А Майя через алеф принялась одеваться – причем одевалась она тоже через алеф. В общем, Мартышке сразу стало понятно, за что
любит свою
. Майя же, при всех своих тараканах, тоже любила Илью. По-своему, через алеф. Я сам как-то видел, как она заботливо перекладывала его сигареты из пачки с наклейкой «импотенция» в пачку «порок сердца». Смерть – ну та, в платье из полупрозрачного скотча и солнцезащитных очках, тоже это видела. И чуть со смеха не умерла.

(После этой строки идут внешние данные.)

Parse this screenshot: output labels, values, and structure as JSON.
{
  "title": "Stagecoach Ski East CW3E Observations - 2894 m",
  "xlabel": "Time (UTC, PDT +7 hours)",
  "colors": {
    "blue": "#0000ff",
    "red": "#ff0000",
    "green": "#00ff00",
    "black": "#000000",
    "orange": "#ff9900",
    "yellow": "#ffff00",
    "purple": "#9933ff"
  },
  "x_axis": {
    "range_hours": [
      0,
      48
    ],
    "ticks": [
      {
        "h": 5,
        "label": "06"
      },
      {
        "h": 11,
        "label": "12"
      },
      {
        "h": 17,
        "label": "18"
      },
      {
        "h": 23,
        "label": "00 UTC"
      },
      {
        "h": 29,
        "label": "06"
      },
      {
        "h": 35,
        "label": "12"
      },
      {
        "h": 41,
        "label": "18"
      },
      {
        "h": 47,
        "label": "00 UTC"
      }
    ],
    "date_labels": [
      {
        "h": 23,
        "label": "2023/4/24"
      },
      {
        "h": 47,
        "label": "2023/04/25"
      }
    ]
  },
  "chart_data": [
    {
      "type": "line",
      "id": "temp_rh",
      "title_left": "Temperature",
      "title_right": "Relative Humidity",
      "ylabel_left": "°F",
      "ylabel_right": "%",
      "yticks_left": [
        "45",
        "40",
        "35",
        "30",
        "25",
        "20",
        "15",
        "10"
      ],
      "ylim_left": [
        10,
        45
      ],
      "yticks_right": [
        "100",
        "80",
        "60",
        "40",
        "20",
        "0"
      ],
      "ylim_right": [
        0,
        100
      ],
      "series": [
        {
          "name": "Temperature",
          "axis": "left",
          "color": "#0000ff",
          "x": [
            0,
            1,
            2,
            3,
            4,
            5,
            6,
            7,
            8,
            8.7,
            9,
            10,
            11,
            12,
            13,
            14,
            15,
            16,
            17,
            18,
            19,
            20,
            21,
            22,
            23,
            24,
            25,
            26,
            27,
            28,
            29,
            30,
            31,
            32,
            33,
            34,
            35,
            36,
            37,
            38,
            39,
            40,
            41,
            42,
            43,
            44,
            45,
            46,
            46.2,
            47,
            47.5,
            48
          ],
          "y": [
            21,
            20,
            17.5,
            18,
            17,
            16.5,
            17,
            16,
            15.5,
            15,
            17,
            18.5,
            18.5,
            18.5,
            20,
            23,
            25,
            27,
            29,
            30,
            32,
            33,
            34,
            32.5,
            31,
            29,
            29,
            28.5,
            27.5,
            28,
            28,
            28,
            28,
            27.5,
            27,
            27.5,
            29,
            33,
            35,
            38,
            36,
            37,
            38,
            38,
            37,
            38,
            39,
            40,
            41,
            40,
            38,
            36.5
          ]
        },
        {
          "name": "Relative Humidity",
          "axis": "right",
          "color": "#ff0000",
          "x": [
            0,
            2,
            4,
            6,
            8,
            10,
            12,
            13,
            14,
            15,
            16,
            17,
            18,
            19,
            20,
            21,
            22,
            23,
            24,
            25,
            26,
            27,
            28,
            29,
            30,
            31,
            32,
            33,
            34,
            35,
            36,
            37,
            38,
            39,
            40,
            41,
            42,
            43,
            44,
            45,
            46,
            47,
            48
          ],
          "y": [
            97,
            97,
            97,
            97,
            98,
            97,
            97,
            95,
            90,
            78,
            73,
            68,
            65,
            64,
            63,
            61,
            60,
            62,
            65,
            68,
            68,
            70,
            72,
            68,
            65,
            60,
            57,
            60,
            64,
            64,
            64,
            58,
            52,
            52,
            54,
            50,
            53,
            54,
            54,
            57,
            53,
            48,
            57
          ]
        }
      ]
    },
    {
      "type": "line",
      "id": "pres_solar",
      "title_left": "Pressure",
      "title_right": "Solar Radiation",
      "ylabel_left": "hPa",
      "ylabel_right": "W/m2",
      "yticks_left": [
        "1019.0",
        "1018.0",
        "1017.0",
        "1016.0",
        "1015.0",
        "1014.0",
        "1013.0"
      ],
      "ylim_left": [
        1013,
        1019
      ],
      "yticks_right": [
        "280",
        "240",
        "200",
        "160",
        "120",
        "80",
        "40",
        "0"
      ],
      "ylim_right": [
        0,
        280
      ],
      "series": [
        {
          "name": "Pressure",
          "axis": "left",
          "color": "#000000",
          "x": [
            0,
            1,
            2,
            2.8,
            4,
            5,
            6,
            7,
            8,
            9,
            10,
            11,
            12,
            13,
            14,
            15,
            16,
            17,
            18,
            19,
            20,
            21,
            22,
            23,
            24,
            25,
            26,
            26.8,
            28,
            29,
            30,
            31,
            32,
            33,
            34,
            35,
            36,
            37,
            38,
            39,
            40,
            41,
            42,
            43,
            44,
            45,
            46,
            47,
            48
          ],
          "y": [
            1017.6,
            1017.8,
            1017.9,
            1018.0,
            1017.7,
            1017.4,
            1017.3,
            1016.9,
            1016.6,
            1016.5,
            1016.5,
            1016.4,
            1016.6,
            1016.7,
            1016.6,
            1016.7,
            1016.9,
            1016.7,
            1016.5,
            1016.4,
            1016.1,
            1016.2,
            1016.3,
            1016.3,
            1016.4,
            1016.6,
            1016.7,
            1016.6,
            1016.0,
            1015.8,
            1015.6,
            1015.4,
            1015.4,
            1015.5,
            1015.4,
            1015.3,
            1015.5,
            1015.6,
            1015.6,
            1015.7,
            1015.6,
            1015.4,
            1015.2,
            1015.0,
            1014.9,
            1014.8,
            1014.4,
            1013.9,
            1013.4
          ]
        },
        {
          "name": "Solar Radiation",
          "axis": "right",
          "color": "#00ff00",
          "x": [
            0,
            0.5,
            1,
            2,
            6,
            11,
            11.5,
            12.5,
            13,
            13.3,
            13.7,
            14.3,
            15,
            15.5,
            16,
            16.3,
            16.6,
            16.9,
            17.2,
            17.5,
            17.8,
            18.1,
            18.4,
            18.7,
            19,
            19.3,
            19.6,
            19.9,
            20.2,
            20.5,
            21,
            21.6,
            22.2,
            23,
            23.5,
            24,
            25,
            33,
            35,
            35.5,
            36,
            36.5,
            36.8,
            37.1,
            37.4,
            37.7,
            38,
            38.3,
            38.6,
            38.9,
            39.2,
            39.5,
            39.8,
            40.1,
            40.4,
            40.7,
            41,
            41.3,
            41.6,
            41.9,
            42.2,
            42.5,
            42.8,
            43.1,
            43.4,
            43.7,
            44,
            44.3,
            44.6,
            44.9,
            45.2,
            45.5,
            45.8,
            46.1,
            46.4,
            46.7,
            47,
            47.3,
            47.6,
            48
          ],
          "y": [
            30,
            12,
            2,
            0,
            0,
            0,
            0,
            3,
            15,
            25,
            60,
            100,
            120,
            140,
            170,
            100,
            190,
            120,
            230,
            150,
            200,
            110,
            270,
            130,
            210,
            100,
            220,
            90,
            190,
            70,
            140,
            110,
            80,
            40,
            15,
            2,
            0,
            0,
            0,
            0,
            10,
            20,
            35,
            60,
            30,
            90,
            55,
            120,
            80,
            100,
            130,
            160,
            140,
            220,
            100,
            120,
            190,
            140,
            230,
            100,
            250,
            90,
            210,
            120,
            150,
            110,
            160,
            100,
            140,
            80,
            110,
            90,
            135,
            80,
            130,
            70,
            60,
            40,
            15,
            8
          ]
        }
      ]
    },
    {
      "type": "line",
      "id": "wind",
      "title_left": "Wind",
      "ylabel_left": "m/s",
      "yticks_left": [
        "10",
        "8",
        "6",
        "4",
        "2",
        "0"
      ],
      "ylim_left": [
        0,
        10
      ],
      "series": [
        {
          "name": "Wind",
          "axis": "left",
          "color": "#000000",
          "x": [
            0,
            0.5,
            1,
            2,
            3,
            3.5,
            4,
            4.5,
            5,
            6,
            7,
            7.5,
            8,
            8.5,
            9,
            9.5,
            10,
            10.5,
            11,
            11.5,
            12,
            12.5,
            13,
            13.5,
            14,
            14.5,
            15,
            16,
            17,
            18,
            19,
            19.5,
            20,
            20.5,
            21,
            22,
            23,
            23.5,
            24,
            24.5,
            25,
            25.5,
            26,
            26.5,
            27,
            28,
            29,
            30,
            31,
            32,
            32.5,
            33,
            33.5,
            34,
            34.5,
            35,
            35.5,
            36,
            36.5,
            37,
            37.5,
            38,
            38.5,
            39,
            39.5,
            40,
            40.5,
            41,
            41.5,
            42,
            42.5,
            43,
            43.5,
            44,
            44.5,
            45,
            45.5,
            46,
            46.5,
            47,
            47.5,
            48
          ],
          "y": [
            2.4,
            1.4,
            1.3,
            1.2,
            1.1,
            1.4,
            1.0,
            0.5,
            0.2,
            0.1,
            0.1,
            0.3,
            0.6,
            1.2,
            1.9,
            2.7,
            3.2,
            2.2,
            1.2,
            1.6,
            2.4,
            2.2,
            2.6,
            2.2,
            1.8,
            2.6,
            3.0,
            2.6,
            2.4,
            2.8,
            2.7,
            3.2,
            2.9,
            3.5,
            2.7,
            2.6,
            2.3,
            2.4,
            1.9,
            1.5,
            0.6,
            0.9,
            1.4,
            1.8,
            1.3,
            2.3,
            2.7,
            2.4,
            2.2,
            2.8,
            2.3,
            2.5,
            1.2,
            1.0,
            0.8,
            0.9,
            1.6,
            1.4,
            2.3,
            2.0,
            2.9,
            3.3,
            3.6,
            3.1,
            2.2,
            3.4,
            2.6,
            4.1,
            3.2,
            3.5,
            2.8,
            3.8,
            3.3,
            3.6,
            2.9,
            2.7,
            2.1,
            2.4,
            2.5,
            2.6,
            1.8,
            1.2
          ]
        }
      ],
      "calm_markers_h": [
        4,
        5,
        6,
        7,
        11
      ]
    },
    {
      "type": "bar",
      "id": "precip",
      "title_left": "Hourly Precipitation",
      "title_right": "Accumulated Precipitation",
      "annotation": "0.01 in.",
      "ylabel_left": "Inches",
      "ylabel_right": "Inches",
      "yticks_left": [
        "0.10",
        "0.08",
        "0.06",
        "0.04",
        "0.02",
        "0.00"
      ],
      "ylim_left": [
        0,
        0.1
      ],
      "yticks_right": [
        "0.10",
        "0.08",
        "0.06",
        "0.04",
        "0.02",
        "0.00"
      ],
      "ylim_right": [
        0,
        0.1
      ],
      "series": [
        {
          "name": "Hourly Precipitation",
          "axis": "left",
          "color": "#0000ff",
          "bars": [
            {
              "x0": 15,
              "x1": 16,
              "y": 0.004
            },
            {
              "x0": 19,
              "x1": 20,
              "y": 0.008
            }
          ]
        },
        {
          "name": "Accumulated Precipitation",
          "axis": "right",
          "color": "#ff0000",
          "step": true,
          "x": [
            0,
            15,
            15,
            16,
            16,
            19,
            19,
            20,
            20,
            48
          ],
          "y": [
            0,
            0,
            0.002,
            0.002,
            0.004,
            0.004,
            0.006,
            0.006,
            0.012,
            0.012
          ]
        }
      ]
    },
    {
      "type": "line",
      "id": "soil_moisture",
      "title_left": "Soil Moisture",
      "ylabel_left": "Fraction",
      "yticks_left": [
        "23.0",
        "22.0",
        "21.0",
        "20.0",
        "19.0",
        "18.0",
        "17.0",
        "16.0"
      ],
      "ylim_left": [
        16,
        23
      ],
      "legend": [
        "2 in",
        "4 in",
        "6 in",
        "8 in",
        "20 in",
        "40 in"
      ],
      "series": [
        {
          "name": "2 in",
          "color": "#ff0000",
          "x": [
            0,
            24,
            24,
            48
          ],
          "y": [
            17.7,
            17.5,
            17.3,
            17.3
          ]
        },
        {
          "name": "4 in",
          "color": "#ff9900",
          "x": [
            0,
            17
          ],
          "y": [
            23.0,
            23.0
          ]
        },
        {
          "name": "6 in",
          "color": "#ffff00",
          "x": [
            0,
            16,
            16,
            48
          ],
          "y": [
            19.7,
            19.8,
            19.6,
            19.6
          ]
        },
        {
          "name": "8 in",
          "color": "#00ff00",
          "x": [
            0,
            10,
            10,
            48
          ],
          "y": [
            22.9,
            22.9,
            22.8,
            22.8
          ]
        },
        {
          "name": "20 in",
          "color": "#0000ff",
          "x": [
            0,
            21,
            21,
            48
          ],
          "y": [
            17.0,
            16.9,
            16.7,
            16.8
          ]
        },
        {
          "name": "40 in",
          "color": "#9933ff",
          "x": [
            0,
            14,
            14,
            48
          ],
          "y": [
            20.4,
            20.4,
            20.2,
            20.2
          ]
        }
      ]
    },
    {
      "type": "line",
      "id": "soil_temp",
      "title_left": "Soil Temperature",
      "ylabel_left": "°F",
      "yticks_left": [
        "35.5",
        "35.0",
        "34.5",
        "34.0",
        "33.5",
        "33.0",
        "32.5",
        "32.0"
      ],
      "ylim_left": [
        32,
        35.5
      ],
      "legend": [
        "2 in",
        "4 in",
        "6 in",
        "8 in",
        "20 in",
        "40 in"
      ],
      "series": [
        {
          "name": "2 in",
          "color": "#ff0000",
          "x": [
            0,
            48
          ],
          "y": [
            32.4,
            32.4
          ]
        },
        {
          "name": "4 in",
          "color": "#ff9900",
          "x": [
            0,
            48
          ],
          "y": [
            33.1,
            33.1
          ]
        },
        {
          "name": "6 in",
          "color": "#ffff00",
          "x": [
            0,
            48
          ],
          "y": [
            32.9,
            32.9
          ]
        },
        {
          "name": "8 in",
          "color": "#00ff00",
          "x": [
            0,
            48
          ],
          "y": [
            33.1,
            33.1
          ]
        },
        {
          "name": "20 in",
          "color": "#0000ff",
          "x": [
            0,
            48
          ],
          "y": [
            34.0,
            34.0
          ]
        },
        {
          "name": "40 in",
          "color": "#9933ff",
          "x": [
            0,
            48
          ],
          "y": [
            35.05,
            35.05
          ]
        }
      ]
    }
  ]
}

А знаешь еще что? В общественном туалете на кикар Сафра, куда я как-то зашел затем же, зачем все заходят в любой общественный туалет, не только на кикар Сафра, а вообще в любой; но в туалете на кикар Сафра, куда я как-то зашел затем же, зачем все заходят в общественный туалет, в кабинке лежала книга «Сводки происшествий 4-й экспедиции Третьего Отделения Собственной Е. И. В. Канцелярии, 1846 года». Правда, репринтное издание. И я в этих сводках вычитал: «Черниговского уезда помещицы Комар стодвадцатилетний крестьянин Астапов, наскучив жизнию, удавился». Так вот, с Майей через алеф это невозможно. Я про «наскучив жизнию». Удавиться – запросто, но только не наскучив жизнию. А потом – ну в смысле, когда они оделись и мы пили пиво, – Майя объяснила нам с Мартышкой: она вообще замуж не собиралась. Ни за кого. Но теперь – подумает. А вот если этот пророк Иеремия еще раз позвонит – она с ним сама разберется.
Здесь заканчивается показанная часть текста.